そう、奇襲によって“小さな戦争”に持ち込むのが重要だ。総合力では太刀打ちできない相手でも、局所的には勝負できる。話を卓球に戻すと、どんな中国選手でも必ず一本か二本は苦手に感じる球というのがある。それはサーブだったりブロックだったり、その状況によって変わる。とにかくそれを序盤で見つけ、徹底的に攻め続けるのが、勝ち筋だ。まず1セット目を取ること。そして相手を焦らせて、会場を味方につけて、その勢いのまま勝負を決めてしまうこと。一度リードすると、安全プレーに走ってしまう選手がいるけど、その隙を見せた瞬間やられてしまう。一度でも相手に勢いをつけさせてはいけないのだ。

その証拠に、卓球は4セット先取のゲームだが、中国に勝つ選手というのは、4-3でギリギリなんとか勝つわけではない。大体、4-0や4-1で勝つ。3-3で最終セットまでいくと、むしろ実力と経験の差で寄り切られてしまう。つまり結局、自分よりも強い奴を倒すためには、相手が嫌に感じる自分の攻撃によって、一点突破、スピード突破するしかない。このゲリラ的戦い方こそが共通項だった。
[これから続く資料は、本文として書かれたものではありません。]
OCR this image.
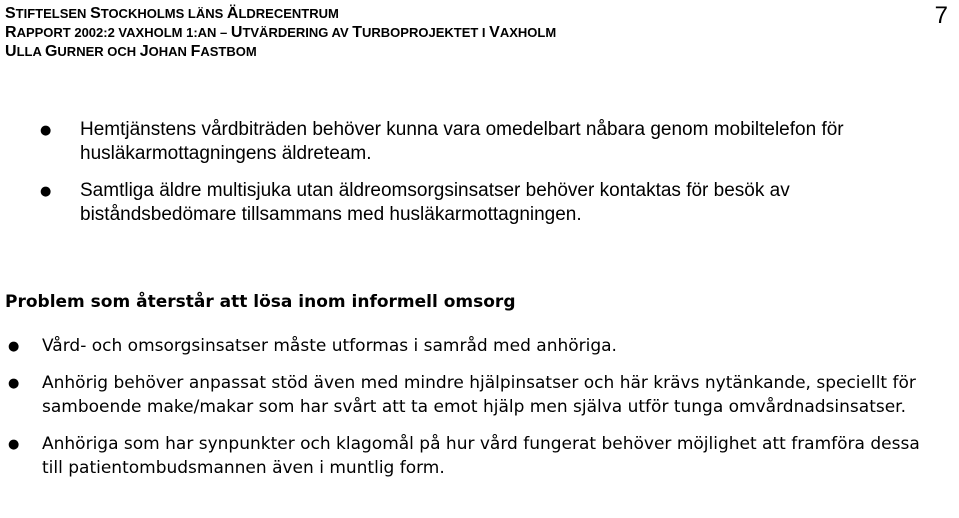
STIFTELSEN STOCKHOLMS LÄNS ÄLDRECENTRUM
RAPPORT 2002:2 VAXHOLM 1:AN – UTVÄRDERING AV TURBOPROJEKTET I VAXHOLM
ULLA GURNER OCH JOHAN FASTBOM
7
● Hemtjänstens vårdbiträden behöver kunna vara omedelbart nåbara genom mobiltelefon för husläkarmottagningens äldreteam.
● Samtliga äldre multisjuka utan äldreomsorgsinsatser behöver kontaktas för besök av biståndsbedömare tillsammans med husläkarmottagningen.
Problem som återstår att lösa inom informell omsorg
● Vård- och omsorgsinsatser måste utformas i samråd med anhöriga.
● Anhörig behöver anpassat stöd även med mindre hjälpinsatser och här krävs nytänkande, speciellt för samboende make/makar som har svårt att ta emot hjälp men själva utför tunga omvårdnadsinsatser.
● Anhöriga som har synpunkter och klagomål på hur vård fungerat behöver möjlighet att framföra dessa till patientombudsmannen även i muntlig form.
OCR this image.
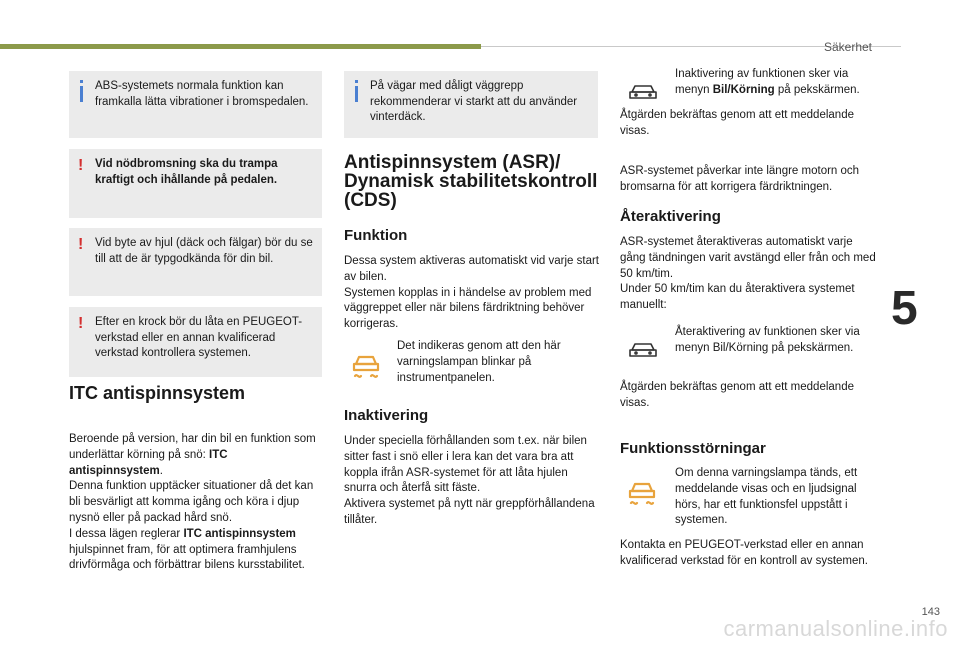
Säkerhet
5

ABS-systemets normala funktion kan framkalla lätta vibrationer i bromspedalen.

!	Vid nödbromsning ska du trampa kraftigt och ihållande på pedalen.

!	Vid byte av hjul (däck och fälgar) bör du se till att de är typgodkända för din bil.

!	Efter en krock bör du låta en PEUGEOT-verkstad eller en annan kvalificerad verkstad kontrollera systemen.

ITC antispinnsystem

Beroende på version, har din bil en funktion som underlättar körning på snö: ITC antispinnsystem.

Denna funktion upptäcker situationer då det kan bli besvärligt att komma igång och köra i djup nysnö eller på packad hård snö.

I dessa lägen reglerar ITC antispinnsystem hjulspinnet fram, för att optimera framhjulens drivförmåga och förbättrar bilens kursstabilitet.

På vägar med dåligt väggrepp rekommenderar vi starkt att du använder vinterdäck.

Antispinnsystem (ASR)/ Dynamisk stabilitetskontroll (CDS)
Funktion

Dessa system aktiveras automatiskt vid varje start av bilen.

Systemen kopplas in i händelse av problem med väggreppet eller när bilens färdriktning behöver korrigeras.

Det indikeras genom att den här varningslampan blinkar på instrumentpanelen.
Inaktivering

Under speciella förhållanden som t.ex. när bilen sitter fast i snö eller i lera kan det vara bra att koppla ifrån ASR-systemet för att låta hjulen snurra och återfå sitt fäste.

Aktivera systemet på nytt när greppförhållandena tillåter.

Inaktivering av funktionen sker via menyn Bil/Körning på pekskärmen.
Åtgärden bekräftas genom att ett meddelande visas.
ASR-systemet påverkar inte längre motorn och bromsarna för att korrigera färdriktningen.
Återaktivering

ASR-systemet återaktiveras automatiskt varje gång tändningen varit avstängd eller från och med 50 km/tim.

Under 50 km/tim kan du återaktivera systemet manuellt:

Återaktivering av funktionen sker via menyn Bil/Körning på pekskärmen.
Åtgärden bekräftas genom att ett meddelande visas.
Funktionsstörningar
Om denna varningslampa tänds, ett meddelande visas och en ljudsignal hörs, har ett funktionsfel uppstått i systemen.
Kontakta en PEUGEOT-verkstad eller en annan kvalificerad verkstad för en kontroll av systemen.
143
carmanualsonline.info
これはスタートアップでも同じだ。イノベーションのジレンマをつき、新しい戦い方を仕掛け、大資本が身動きが取れないうちにマーケットを抑える。そこをオセロの角として、またニッチな攻めを続け角を落とし、気づかれないうちに面を取っていく。そういう意味で、中途半端に王道の戦い方をしてはいけない。総合力では弱者であることを自覚しながら、一点が切り拓く道を信じて、そこに時代の波が重なるのを信じて、猪突猛進していこう。そして初めて、まだ何者でもない僕らは、ゲリラで小さな戦争に勝利するのだ。